The thing that’s a little bit different for us is that if we’re doing a bunch of primitive, non-vector ops we’re creating a lot of memory on the threadlocal stacks. I’m wondering if as we make grainsize larger, before it’s large enough for the TBB to be parallel, we start to get limited by some sort of memory speed thing.

Ofc. that’s just a guess and should be tested.

Maybe - but for a number of applications which involve heavy computations we already see nice speedups, I think.

From my perspective, we should gear up to merge what we have into develop (meaning to make the code ready with all the required stuff around testing + doc + review).

What are the things on your mind before we can proceed? To me the fundamental design makes total sense in terms of what is user-facing. The inner implementation is also good for a number of important applications (and can still be improved). Thus, I would really like to see this going into on of the next (maybe even 2.23) releases.

No. _lpdf computes normalizing constants, ~ does not. This really prevents my map_reduce code from performing.

I like the language. I’m happy with that too. It was really easy to write the three example models in this thread.

As far as preparing for release, we need to clean up all the C++ and document it and such. Also the language bit needs finished up and documented and tested.

I don’t want to put this in until we have a good explanation for why these models are slow though. We need to write docs for how people use this.
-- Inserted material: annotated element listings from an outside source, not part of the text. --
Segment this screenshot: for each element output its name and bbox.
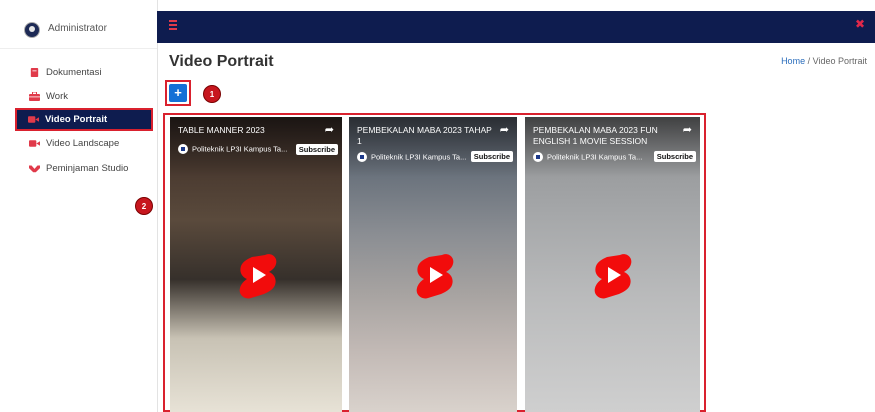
- handshake-icon: [29, 165, 40, 173]
- video-card[interactable]: TABLE MANNER 2023 ➦ Politeknik LP3I Kamp…: [170, 117, 342, 412]
- channel-logo-icon: [533, 152, 543, 163]
- youtube-shorts-play-icon[interactable]: [593, 251, 633, 299]
- share-icon[interactable]: ➦: [683, 123, 692, 136]
- subscribe-button[interactable]: Subscribe: [653, 151, 696, 162]
- book-icon: [30, 68, 39, 77]
- close-icon[interactable]: ✖: [855, 17, 865, 31]
- channel-logo-icon: [178, 144, 188, 155]
- sidebar-item-video-portrait[interactable]: Video Portrait: [15, 108, 153, 131]
- breadcrumb-home-link[interactable]: Home: [781, 56, 805, 66]
- subscribe-button[interactable]: Subscribe: [470, 151, 513, 162]
- sidebar-item-video-landscape[interactable]: Video Landscape: [16, 133, 154, 155]
- youtube-shorts-play-icon[interactable]: [238, 251, 278, 299]
- video-camera-icon: [29, 140, 40, 147]
- channel-info[interactable]: Politeknik LP3I Kampus Ta...: [357, 152, 467, 163]
- profile-name: Administrator: [48, 23, 107, 34]
- video-card[interactable]: PEMBEKALAN MABA 2023 FUN ENGLISH 1 MOVIE…: [525, 117, 700, 412]
- sidebar-item-dokumentasi[interactable]: Dokumentasi: [16, 62, 154, 84]
- video-title: PEMBEKALAN MABA 2023 FUN ENGLISH 1 MOVIE…: [533, 125, 658, 146]
- youtube-shorts-play-icon[interactable]: [415, 251, 455, 299]
- breadcrumb-separator: /: [807, 56, 811, 66]
- breadcrumb: Home / Video Portrait: [781, 56, 867, 66]
- share-icon[interactable]: ➦: [325, 123, 334, 136]
- page-title: Video Portrait: [169, 53, 274, 70]
- add-video-button[interactable]: +: [169, 84, 187, 102]
- subscribe-button[interactable]: Subscribe: [295, 144, 338, 155]
- channel-info[interactable]: Politeknik LP3I Kampus Ta...: [533, 152, 643, 163]
- channel-name: Politeknik LP3I Kampus Ta...: [192, 144, 288, 154]
- video-camera-icon: [28, 116, 39, 123]
- avatar: [24, 22, 40, 38]
- channel-name: Politeknik LP3I Kampus Ta...: [371, 152, 467, 162]
- sidebar-item-label: Video Landscape: [46, 138, 120, 149]
- hamburger-icon[interactable]: [169, 20, 177, 30]
- channel-name: Politeknik LP3I Kampus Ta...: [547, 152, 643, 162]
- briefcase-icon: [29, 92, 40, 101]
- breadcrumb-current: Video Portrait: [812, 56, 867, 66]
- top-navbar: ✖: [157, 11, 875, 43]
- share-icon[interactable]: ➦: [500, 123, 509, 136]
- callout-badge-1: 1: [203, 85, 221, 103]
- sidebar-item-label: Dokumentasi: [46, 67, 102, 78]
- sidebar-item-label: Work: [46, 91, 68, 102]
- channel-logo-icon: [357, 152, 367, 163]
- sidebar-item-peminjaman-studio[interactable]: Peminjaman Studio: [16, 158, 154, 180]
- channel-info[interactable]: Politeknik LP3I Kampus Ta...: [178, 144, 288, 155]
- user-profile[interactable]: Administrator: [0, 0, 157, 49]
- sidebar-item-label: Video Portrait: [45, 114, 108, 125]
- callout-badge-2: 2: [135, 197, 153, 215]
- sidebar-item-label: Peminjaman Studio: [46, 163, 129, 174]
- sidebar-item-work[interactable]: Work: [16, 86, 154, 108]
- video-card[interactable]: PEMBEKALAN MABA 2023 TAHAP 1 ➦ Politekni…: [349, 117, 517, 412]
- video-title: PEMBEKALAN MABA 2023 TAHAP 1: [357, 125, 492, 146]
- video-title: TABLE MANNER 2023: [178, 125, 265, 135]
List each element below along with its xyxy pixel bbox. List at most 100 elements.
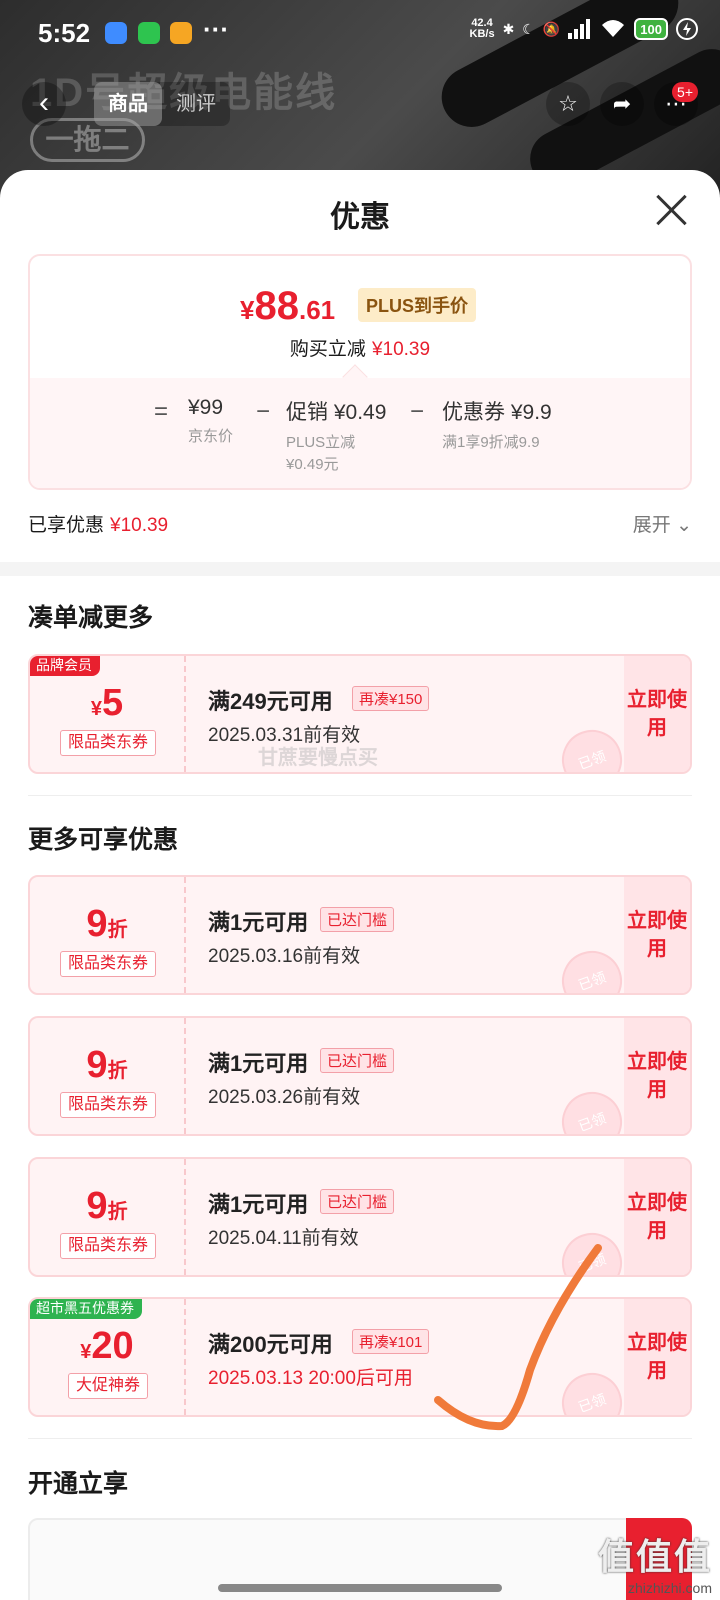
coupon-value: 20	[91, 1325, 134, 1367]
use-now-button[interactable]: 立即使用	[624, 1159, 690, 1275]
tab-review[interactable]: 测评	[162, 82, 230, 126]
enjoyed-discount: 已享优惠 ¥10.39	[28, 510, 168, 537]
coupon-tag: 品牌会员	[30, 656, 100, 676]
coupon-value: 5	[101, 682, 124, 724]
final-price: ¥88.61	[240, 284, 335, 329]
coupon-amount: ¥5	[30, 682, 184, 725]
signal-icon	[568, 19, 591, 39]
coupon-chip: 已达门槛	[320, 1048, 395, 1073]
coupon-suffix: 折	[107, 1201, 128, 1223]
use-now-label: 立即使用	[627, 910, 687, 960]
chevron-down-icon: ⌄	[676, 515, 692, 536]
share-button[interactable]: ➦	[600, 82, 644, 126]
jd-price: ¥99	[188, 396, 224, 419]
coupon-chip: 已达门槛	[320, 907, 395, 932]
cloud-app-icon	[105, 22, 127, 44]
minus-sign: −	[410, 398, 425, 425]
coupon-validity: 2025.03.26前有效	[208, 1087, 361, 1108]
equals-sign: =	[154, 398, 169, 425]
site-watermark: 值值值 zhizhizhi.com	[598, 1528, 712, 1596]
minus-sign: −	[256, 398, 271, 425]
coupon-amount: 9折	[30, 903, 184, 946]
buy-reduce-value: ¥10.39	[371, 339, 431, 360]
more-notifications-icon: ···	[203, 14, 229, 44]
coupon-validity: 2025.04.11前有效	[208, 1228, 359, 1249]
battery-level: 100	[640, 21, 662, 37]
notification-badge: 5+	[672, 82, 698, 102]
enjoyed-value: ¥10.39	[110, 515, 169, 536]
close-button[interactable]	[650, 188, 694, 232]
use-now-button[interactable]: 立即使用	[624, 877, 690, 993]
charging-icon	[676, 18, 698, 40]
coupon-tag: 超市黑五优惠券	[30, 1299, 142, 1319]
back-button[interactable]: ‹	[22, 82, 66, 126]
mail-app-icon	[170, 22, 192, 44]
enjoyed-label: 已享优惠	[28, 515, 105, 536]
coupon-card[interactable]: 9折 限品类东券 满1元可用 已达门槛 2025.03.16前有效 已领 立即使…	[28, 875, 692, 995]
use-now-button[interactable]: 立即使用	[624, 1018, 690, 1134]
coupon-condition: 满200元可用	[208, 1332, 333, 1357]
share-icon: ➦	[612, 91, 632, 116]
site-url: zhizhizhi.com	[627, 1580, 712, 1596]
coupon-card[interactable]: 9折 限品类东券 满1元可用 已达门槛 2025.03.26前有效 已领 立即使…	[28, 1016, 692, 1136]
tab-product[interactable]: 商品	[94, 82, 162, 126]
home-indicator[interactable]	[218, 1584, 502, 1592]
jd-price-component: ¥99 京东价	[188, 396, 233, 448]
price-summary-card: ¥88.61 PLUS到手价 购买立减 ¥10.39 = ¥99 京东价 − 促销…	[28, 254, 692, 490]
use-now-button[interactable]: 立即使用	[624, 1299, 690, 1415]
promo-sub2: ¥0.49元	[286, 456, 339, 473]
price-breakdown: = ¥99 京东价 − 促销 ¥0.49 PLUS立减 ¥0.49元 − 优惠券…	[30, 364, 690, 488]
price-decimal: .61	[298, 295, 336, 325]
battery-icon: 100	[634, 18, 668, 40]
coupon-chip: 再凑¥150	[352, 686, 430, 711]
product-tabs: 商品 测评	[94, 82, 230, 126]
wechat-icon	[138, 22, 160, 44]
coupon-amount: ¥20	[30, 1325, 184, 1368]
price-top: ¥88.61 PLUS到手价 购买立减 ¥10.39	[30, 256, 690, 378]
coupon-type: 限品类东券	[60, 951, 156, 977]
coupon-currency: ¥	[90, 698, 102, 720]
checkmark-annotation	[434, 1244, 602, 1431]
coupon-suffix: 折	[107, 919, 128, 941]
network-speed: 42.4 KB/s	[470, 18, 495, 40]
coupon-type: 限品类东券	[60, 1092, 156, 1118]
product-nav-bar: ‹ 商品 测评 ☆ ➦ ⋯	[0, 78, 720, 128]
bluetooth-icon: ✱	[502, 20, 515, 37]
use-now-label: 立即使用	[627, 689, 687, 739]
coupon-value: 9	[86, 1185, 108, 1227]
coupon-divider	[184, 656, 186, 772]
status-time: 5:52	[38, 18, 91, 48]
coupon-value: 9	[86, 1044, 108, 1086]
price-integer: 88	[254, 284, 299, 328]
sheet-title: 优惠	[330, 201, 390, 234]
favorite-button[interactable]: ☆	[546, 82, 590, 126]
promo-component: 促销 ¥0.49 PLUS立减 ¥0.49元	[286, 396, 386, 476]
coupon-component: 优惠券 ¥9.9 满1享9折减9.9	[442, 396, 552, 454]
use-now-label: 立即使用	[627, 1051, 687, 1101]
coupon-amount: 9折	[30, 1044, 184, 1087]
coupon-value: 9	[86, 903, 108, 945]
coupon-value: 优惠券 ¥9.9	[442, 401, 552, 424]
moon-icon: ☾	[522, 20, 535, 37]
coupon-divider	[184, 1299, 186, 1415]
use-now-button[interactable]: 立即使用	[624, 656, 690, 772]
coupon-currency: ¥	[80, 1341, 92, 1363]
price-currency: ¥	[240, 295, 255, 325]
coupon-validity: 2025.03.13 20:00后可用	[208, 1368, 413, 1389]
buy-reduce-label: 购买立减	[289, 339, 366, 360]
promo-value: 促销 ¥0.49	[286, 401, 387, 424]
coupon-divider	[184, 877, 186, 993]
section-title-open: 开通立享	[28, 1470, 129, 1498]
divider-line	[28, 795, 692, 796]
chevron-left-icon: ‹	[39, 86, 49, 119]
coupon-chip: 再凑¥101	[352, 1329, 430, 1354]
buy-reduce-line: 购买立减 ¥10.39	[30, 334, 690, 361]
use-now-label: 立即使用	[627, 1192, 687, 1242]
coupon-condition: 满1元可用	[208, 910, 309, 935]
coupon-type: 限品类东券	[60, 1233, 156, 1259]
star-icon: ☆	[558, 91, 578, 116]
wifi-icon	[602, 20, 625, 37]
coupon-condition: 满1元可用	[208, 1192, 309, 1217]
expand-button[interactable]: 展开 ⌄	[633, 510, 692, 537]
expand-label: 展开	[632, 515, 671, 536]
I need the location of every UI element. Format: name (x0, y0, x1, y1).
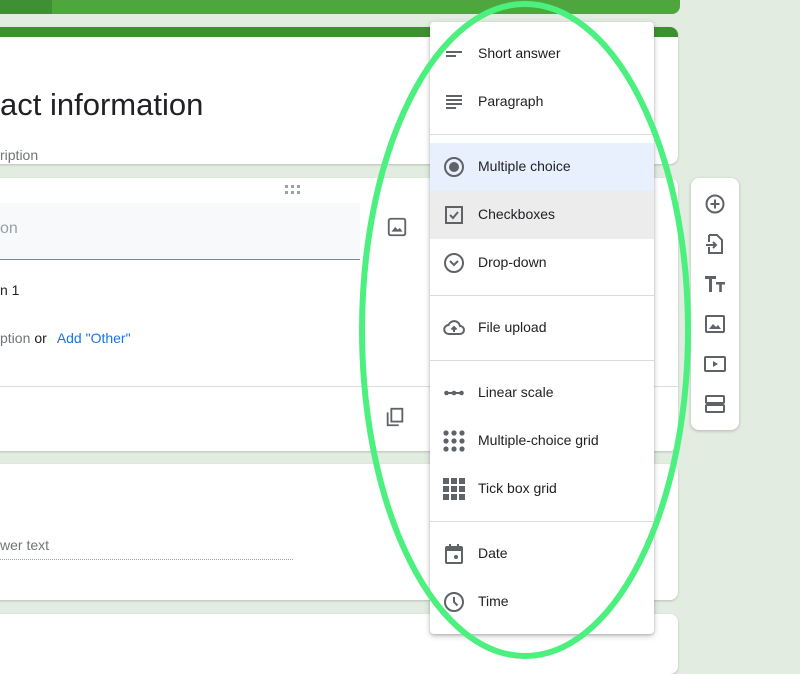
cloud-upload-icon (443, 320, 465, 335)
section-title[interactable]: act information (0, 87, 203, 123)
short-answer-underline (0, 559, 293, 560)
dropdown-circle-icon (444, 253, 464, 273)
menu-item-label: Time (478, 593, 509, 609)
question-title-input[interactable]: on (0, 203, 360, 260)
header-banner-accent (0, 0, 52, 14)
menu-item-drop-down[interactable]: Drop-down (430, 239, 654, 287)
menu-item-file-upload[interactable]: File upload (430, 304, 654, 352)
checkbox-icon (445, 206, 463, 224)
menu-item-label: Drop-down (478, 254, 547, 270)
menu-divider (430, 360, 654, 361)
square-grid-icon (443, 478, 465, 500)
section-icon[interactable] (703, 392, 727, 416)
calendar-icon (445, 544, 463, 564)
menu-divider (430, 521, 654, 522)
floating-toolbar (691, 178, 739, 430)
linear-scale-icon (444, 390, 464, 396)
menu-item-label: Tick box grid (478, 480, 557, 496)
menu-item-linear-scale[interactable]: Linear scale (430, 369, 654, 417)
video-icon[interactable] (703, 352, 727, 376)
add-option-placeholder[interactable]: ption (0, 330, 30, 346)
paragraph-icon (446, 95, 462, 109)
menu-item-short-answer[interactable]: Short answer (430, 30, 654, 78)
duplicate-icon[interactable] (384, 406, 406, 428)
short-text-icon (446, 51, 462, 57)
menu-item-multiple-choice[interactable]: Multiple choice (430, 143, 654, 191)
add-image-icon[interactable] (386, 216, 408, 238)
short-answer-placeholder: wer text (0, 537, 50, 553)
import-icon[interactable] (703, 232, 727, 256)
menu-item-multiple-choice-grid[interactable]: Multiple-choice grid (430, 417, 654, 465)
dot-grid-icon (443, 430, 465, 452)
question-title-placeholder: on (0, 220, 18, 237)
add-circle-icon[interactable] (703, 192, 727, 216)
clock-icon (444, 592, 464, 612)
menu-item-paragraph[interactable]: Paragraph (430, 78, 654, 126)
section-description[interactable]: ription (0, 147, 38, 163)
menu-item-label: Multiple choice (478, 158, 571, 174)
menu-item-date[interactable]: Date (430, 530, 654, 578)
menu-item-label: Short answer (478, 45, 561, 61)
menu-divider (430, 134, 654, 135)
add-option-row: ption or Add "Other" (0, 330, 131, 346)
menu-item-label: Paragraph (478, 93, 544, 109)
menu-divider (430, 295, 654, 296)
title-text-icon[interactable] (703, 272, 727, 296)
menu-item-tick-box-grid[interactable]: Tick box grid (430, 465, 654, 513)
drag-handle-icon[interactable] (285, 185, 301, 195)
menu-item-label: Date (478, 545, 508, 561)
add-other-link[interactable]: Add "Other" (57, 330, 131, 346)
menu-item-checkboxes[interactable]: Checkboxes (430, 191, 654, 239)
image-icon[interactable] (703, 312, 727, 336)
or-label: or (34, 330, 47, 346)
menu-item-time[interactable]: Time (430, 578, 654, 626)
radio-button-icon (444, 157, 464, 177)
menu-item-label: Checkboxes (478, 206, 556, 222)
menu-item-label: Linear scale (478, 384, 554, 400)
header-banner (0, 0, 680, 14)
menu-item-label: Multiple-choice grid (478, 432, 599, 448)
question-type-menu: Short answer Paragraph Multiple choice C… (430, 22, 654, 634)
menu-item-label: File upload (478, 319, 547, 335)
option-1-text[interactable]: n 1 (0, 282, 19, 298)
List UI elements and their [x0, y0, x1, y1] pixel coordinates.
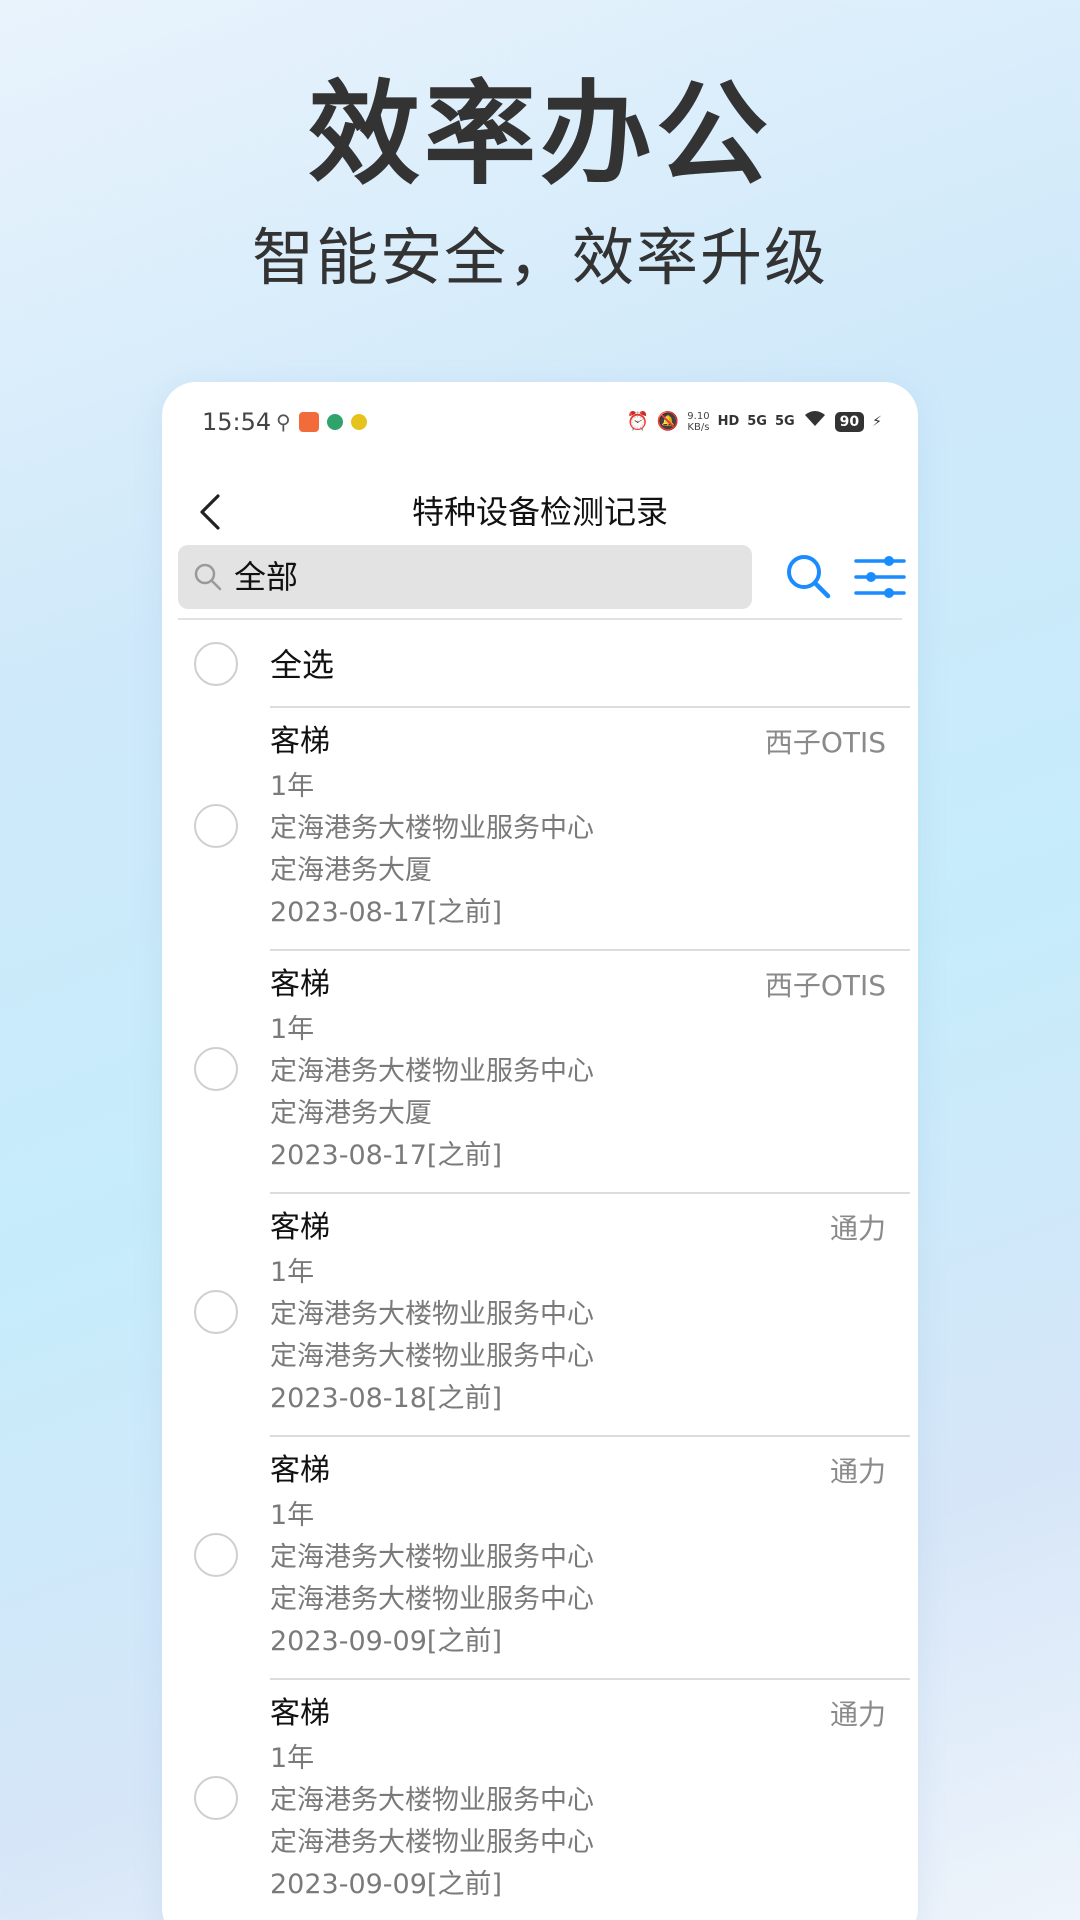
status-time: 15:54 [202, 408, 272, 436]
search-button-icon[interactable] [782, 550, 836, 604]
record-brand: 通力 [829, 1455, 886, 1488]
record-checkbox[interactable] [194, 1290, 238, 1334]
record-date: 2023-09-09[之前] [270, 1626, 502, 1657]
record-checkbox[interactable] [194, 1533, 238, 1577]
record-organization: 定海港务大楼物业服务中心 [270, 1785, 594, 1816]
filter-icon[interactable] [854, 552, 906, 602]
app-notification-icon [298, 412, 319, 432]
record-organization: 定海港务大楼物业服务中心 [270, 1056, 594, 1087]
charging-icon: ⚡ [872, 413, 882, 430]
record-location: 定海港务大楼物业服务中心 [270, 1584, 594, 1615]
select-all-row[interactable]: 全选 [162, 622, 918, 708]
divider [270, 706, 910, 708]
network-speed: 9.10 KB/s [687, 411, 709, 433]
record-organization: 定海港务大楼物业服务中心 [270, 1542, 594, 1573]
record-type: 客梯 [270, 1453, 330, 1488]
record-location: 定海港务大楼物业服务中心 [270, 1827, 594, 1858]
divider [178, 618, 902, 620]
battery-indicator: 90 [834, 411, 865, 432]
record-location: 定海港务大楼物业服务中心 [270, 1341, 594, 1372]
record-type: 客梯 [270, 1210, 330, 1245]
nav-bar: 特种设备检测记录 [162, 472, 918, 552]
record-brand: 通力 [829, 1698, 886, 1731]
record-period: 1年 [270, 771, 315, 802]
record-period: 1年 [270, 1743, 315, 1774]
record-date: 2023-08-17[之前] [270, 1140, 502, 1171]
record-location: 定海港务大厦 [270, 1098, 432, 1129]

It’s okay if this sucks for some problems, but we should be able to say for this type of problem, expect great speedups, and for this other problem, you’re going to be super limited in the level of parallelization you can do.

Right now I don’t know why these models are slow. Writing tests and docs is straightforward. The hard problem is figuring out why these models are slow and which models are fast.

For me this is already too useful to hold it back any longer. Many problems will benefit greatly from it - and we know that already now. I also don’t think that we need to be able to make perfect predictions for models which are fast or slow with this. I mean we know it’s useful for quite a number of cases.

In any case, getting better understanding would be good, of course. How about we collect the examples in an easy to execute manner and also have a wiki page on it?

My hunch is that it’s about the computational cost per unit being not adequate for the slow models (10^5 clock cycles is recommended for one task). What complicates things on top is the additional overhead due to the parallelization itself (shared arguments copying).

I think you are right in that this is a problem, but please do start a separate thread for this.

Bob we do this (target += … _lpdf) a lot when we move things into MapRect functions (unrelated to this specific parallel reduce thread). Is there a way to do this both inside MapRect (which I think means we can’t call ~) and not to compute normalizing constants that gives us the best performance characteristics? Thank you!